Most births in the animal kingdom are quick and uncomplicated. We humans, on the other hand, typically struggle for several hours until the baby is born and often have to struggle with birth complications. There are two main reasons for this: the upright walk, which has led to a reduction in the size of the human pelvis, and the large brain, which ensures that the fetus has a large head. In order to at least partially compensate for these problems, sexual dimorphism has developed over the course of human evolution, so that women have significantly wider pelvises than men. In addition, human babies are born comparatively immature, which at least somewhat limits the size of their heads at birth.

Comparison of humans and chimpanzees

Great apes, on the other hand, usually move on all fours and the head of the baby monkeys is relatively smaller than that of human babies. “In accordance with the birth dilemma theory, it was assumed for a long time that great apes had no discernible differences between male and female pelvic shapes,” explains a team led by Nicole Webb from the University of Zurich. “However, new studies show that sexual dimorphism in pelvic shape also occurs in chimpanzees, although to a lesser extent than in modern humans.”

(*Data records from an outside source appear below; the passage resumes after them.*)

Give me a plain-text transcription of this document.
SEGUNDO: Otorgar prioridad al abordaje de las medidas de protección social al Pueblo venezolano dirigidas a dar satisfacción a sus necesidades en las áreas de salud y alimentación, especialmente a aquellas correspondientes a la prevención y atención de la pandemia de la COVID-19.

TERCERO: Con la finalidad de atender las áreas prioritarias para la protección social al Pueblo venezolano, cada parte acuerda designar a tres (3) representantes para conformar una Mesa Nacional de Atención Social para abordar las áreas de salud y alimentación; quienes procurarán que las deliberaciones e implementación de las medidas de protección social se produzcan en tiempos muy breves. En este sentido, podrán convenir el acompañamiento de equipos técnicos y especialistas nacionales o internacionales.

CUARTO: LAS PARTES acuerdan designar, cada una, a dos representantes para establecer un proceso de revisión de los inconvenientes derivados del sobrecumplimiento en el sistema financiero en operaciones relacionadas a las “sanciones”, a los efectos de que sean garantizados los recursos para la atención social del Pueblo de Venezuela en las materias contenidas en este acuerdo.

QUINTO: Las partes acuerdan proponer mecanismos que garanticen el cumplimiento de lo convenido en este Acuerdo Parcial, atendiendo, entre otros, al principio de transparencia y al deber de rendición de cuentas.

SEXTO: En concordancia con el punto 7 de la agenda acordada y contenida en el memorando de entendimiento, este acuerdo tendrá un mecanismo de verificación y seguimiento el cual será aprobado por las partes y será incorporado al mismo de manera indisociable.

To get to the bottom of this phenomenon, Webb and her team created detailed three-dimensional virtual simulations of the birth process in humans and chimpanzees. “In this way, we found a similarly narrowed central pelvis in chimpanzees as in humans, with even narrower outlet dimensions,” report the researchers. “At the same time, our analyzes show that even in chimpanzees, females have a more spacious pelvis than males, even though they are smaller overall.”

The researchers also found clear parallels between chimpanzees and humans when it came to the head size of the newborns: “Chimpanzee babies have a significantly smaller brain relative to that of fully grown individuals, although the difference is not quite as great as in humans,” says Webb. “Accordingly, young macaques begin to walk and climb independently at around three weeks, young great apes at five to six months and human children at one year.”

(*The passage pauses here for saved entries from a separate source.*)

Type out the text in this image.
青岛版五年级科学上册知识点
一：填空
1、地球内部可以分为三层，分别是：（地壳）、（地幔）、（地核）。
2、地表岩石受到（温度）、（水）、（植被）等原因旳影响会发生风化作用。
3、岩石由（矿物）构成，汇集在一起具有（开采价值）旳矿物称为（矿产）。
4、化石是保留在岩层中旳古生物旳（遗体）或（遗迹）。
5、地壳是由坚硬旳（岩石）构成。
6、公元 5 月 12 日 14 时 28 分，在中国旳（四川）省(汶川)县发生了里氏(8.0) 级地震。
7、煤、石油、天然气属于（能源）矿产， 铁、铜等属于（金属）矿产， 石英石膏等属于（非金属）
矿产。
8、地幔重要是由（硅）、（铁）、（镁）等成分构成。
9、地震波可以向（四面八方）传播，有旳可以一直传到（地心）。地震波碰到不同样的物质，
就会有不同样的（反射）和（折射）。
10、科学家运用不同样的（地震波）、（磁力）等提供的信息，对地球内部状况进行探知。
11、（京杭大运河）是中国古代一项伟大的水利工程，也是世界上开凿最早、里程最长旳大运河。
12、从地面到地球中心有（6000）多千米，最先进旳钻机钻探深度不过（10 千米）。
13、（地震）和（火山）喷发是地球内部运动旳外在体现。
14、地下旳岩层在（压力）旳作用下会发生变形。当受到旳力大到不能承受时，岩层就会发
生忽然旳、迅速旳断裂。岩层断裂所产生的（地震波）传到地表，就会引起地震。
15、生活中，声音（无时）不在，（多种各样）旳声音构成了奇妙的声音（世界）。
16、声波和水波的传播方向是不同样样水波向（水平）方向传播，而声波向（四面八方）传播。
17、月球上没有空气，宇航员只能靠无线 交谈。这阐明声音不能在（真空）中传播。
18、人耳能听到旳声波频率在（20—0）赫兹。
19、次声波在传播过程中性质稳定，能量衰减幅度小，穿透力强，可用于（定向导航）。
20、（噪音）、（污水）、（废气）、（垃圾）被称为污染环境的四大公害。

Constriction even before walking upright

Based on these results, the researchers hypothesize that the birth dilemma did not only develop as a result of upright walking. “We propose a new hypothesis that the birth dilemma has developed gradually over the course of evolution and has become increasingly severe,” explains Webb’s colleague Martin Häusler. The upright walk then led to the already difficult passage through the narrow pelvic canal becoming even more complicated: “The pelvic blades shortened and led to a twisted birth canal, which caused a complicated rotation, flexion and extension movement of the fetal head and, at different times, the rest body requires,” says Häusler.

From the researchers’ point of view, the twisted pelvic canal is the actual reason for difficult birth in humans, not the tight space. “The space conditions are similar in chimpanzees, but the birth canal is straight and the fetus can simply slip through,” says Häusler. Even if birth is more difficult for chimpanzees than for many other monkeys, it is at least easier than for humans. “We humans are just at the end of one extreme – but we are not unique among primates,” says Webb. “In fact, there are even isolated observations of ‘obstetrics’ among captive orangutans. Births of great apes in the wild are extremely rarely observed – we urgently need more data on their behavior during birth.”